Dans la pratique, cette sortie du parcours par geste pèse surtout sur les ménages qui prévoyaient un chantier limité, avec un budget maîtrisé et un calendrier court. Le chauffe-eau solaire individuel reste une solution connue des installateurs, particulièrement dans les maisons disposant d’une toiture bien orientée. Son intérêt économique dépend du niveau d’ensoleillement, du volume d’eau chaude consommé et du prix des énergies remplacées.
Jusqu’ici, les barèmes présentés par plusieurs acteurs spécialisés évoquaient des aides pouvant atteindre 4 000 euros pour un chauffe-eau solaire individuel, selon les revenus du foyer. La nouvelle lecture du dispositif dans l’Hexagone oblige les particuliers à vérifier la voie de financement avant de signer un devis. Un dossier préparé sur l’ancien schéma risque d’être refusé si l’opération ne correspond plus aux critères attendus.
Cette clarification arrive à un moment sensible pour les entreprises du secteur. Les installateurs avaient intégré MaPrimeRénov’ dans leurs argumentaires commerciaux, souvent aux côtés de la TVA réduite ou d’autres aides locales. Le changement impose une information plus précise auprès des clients, car la promesse d’une subvention simple et rapide devient plus difficile à tenir pour une opération solaire isolée.
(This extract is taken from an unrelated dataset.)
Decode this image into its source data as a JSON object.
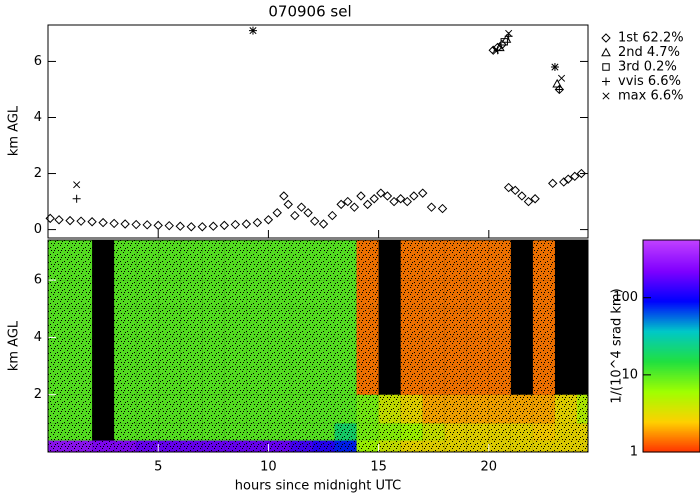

Les panneaux hybrides PVT basculent vers la rénovation globale
Les panneaux hybrides, souvent désignés sous l’appellation panneaux hybrides PVT, combinent deux fonctions. Leur face photovoltaïque produit de l’électricité, tandis qu’un circuit thermique récupère de la chaleur pour l’eau chaude ou le chauffage. Ce positionnement les plaçait à la frontière de deux familles d’aides, l’une liée à la production électrique, l’autre à la rénovation énergétique du logement.
L’exclusion du parcours simple vise la partie thermique de ces équipements. La partie électrique reste rattachée aux dispositifs propres au photovoltaïque, notamment la prime à l’autoconsommation et les tarifs d’achat. Cette distinction technique devient centrale pour les ménages, car un même panneau peut ouvrir droit à des soutiens différents selon la fonction financée, le raccordement au réseau et le contrat passé avec l’acheteur obligé.
Pour une installation en autoconsommation, les montants de la prime à l’autoconsommation restent liés à la puissance installée. Les barèmes disponibles en 2026 évoquent des niveaux allant de 80 à 140 euros par kilowatt-crête selon les paliers de puissance. La revente du surplus dépend, elle, des conditions contractuelles avec EDF OA, sur une durée longue, ce qui impose de raisonner le projet sur plusieurs années.
Le basculement vers des dossiers plus complets rend les panneaux hybrides moins lisibles pour le grand public. Un ménage peut comprendre l’intérêt d’un produit produisant chaleur et électricité, mais le montage administratif demande une séparation claire entre les usages. Les professionnels devront chiffrer la part thermique, la part électrique, les économies attendues et les aides mobilisables sans additionner des mécanismes incompatibles.
Ce point est particulièrement important pour les offres commerciales clés en main. Les autorités surveillent les pratiques trompeuses dans le solaire résidentiel, secteur où les promesses d’autonomie totale restent fréquentes. Une présentation prudente des gains, des aides et des contraintes de maintenance devient indispensable pour éviter les déconvenues après installation.

L’Anah resserre les aides autour des logements E à G
La réforme s’inscrit dans une orientation plus large de l’Anah, qui pilote MaPrimeRénov’. L’objectif affiché consiste à diriger davantage d’argent public vers les logements les plus énergivores et vers les rénovations produisant un gain mesurable. Les dossiers centrés sur un seul équipement deviennent moins prioritaires lorsqu’ils ne s’accompagnent pas d’une amélioration globale du bâtiment.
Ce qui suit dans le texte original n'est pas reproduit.